07. Concern About Defects in the Fetus

Thus far we have discussed cases in which a fetus clearly suffers from a specific condition. However, sometimes all that we can know is that a fetus is at risk of being ill. For example, if the mother contracted German measles in the first month of her pregnancy, there is a fifty percent chance that the child will be born with birth defects. Additionally, sometimes an ultrasound raises a concern that a fetus might have very serious problems, but also may be perfectly healthy.

According to those who take the restrictive view, when we know for sure that the fetus is very sick – and certainly when we are not sure – abortion is still prohibited.
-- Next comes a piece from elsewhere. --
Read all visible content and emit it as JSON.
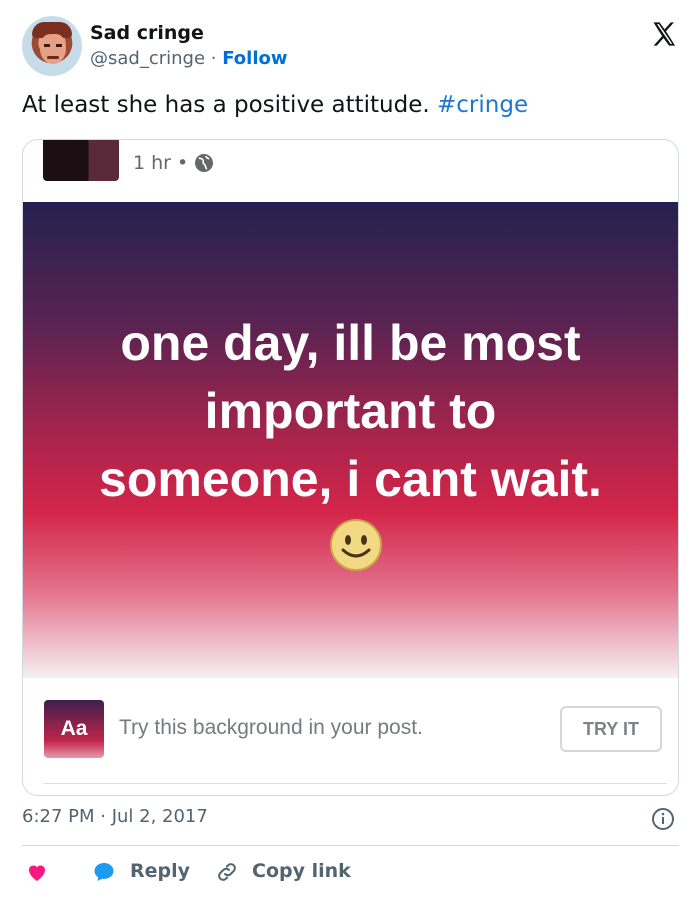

According to those who espouse the permissive approach, since abortion is prohibited as a form of ḥavala or hashḥata, not murder, it is permitted when there is a great need. Therefore, even in an uncertain case, if there is reasonable concern that the fetus has a serious condition that would condemn it to a life full of suffering, abortion is permitted (Amud Ha-yemini §32).

This is relevant when there is no possibility of reaching a clear conclusion regarding the condition of the fetus. But usually, if the parents wait until week twenty and reevaluate the fetus’s condition, the doctors will know much more. Therefore, abortion is forbidden before that point. For example, if the mother contracts CMV (Cytomegalovirus) in her first trimester, the odds are about forty percent that the fetus will contract the virus as well. If the fetus does contract the virus, the odds are about ten percent that it will suffer abnormalities serious enough to warrant abortion according to the permissive approach. Therefore, one must wait until the twentieth week of pregnancy. If it becomes clear that the fetus suffers from serious abnormalities, termination of the pregnancy would be permissible according to the permissive approach (as explained in section 4 and n. 7). As we saw in section 3, in pressing circumstances one may rely on the permissive view, as it is better grounded in the Talmud and halakhic literature.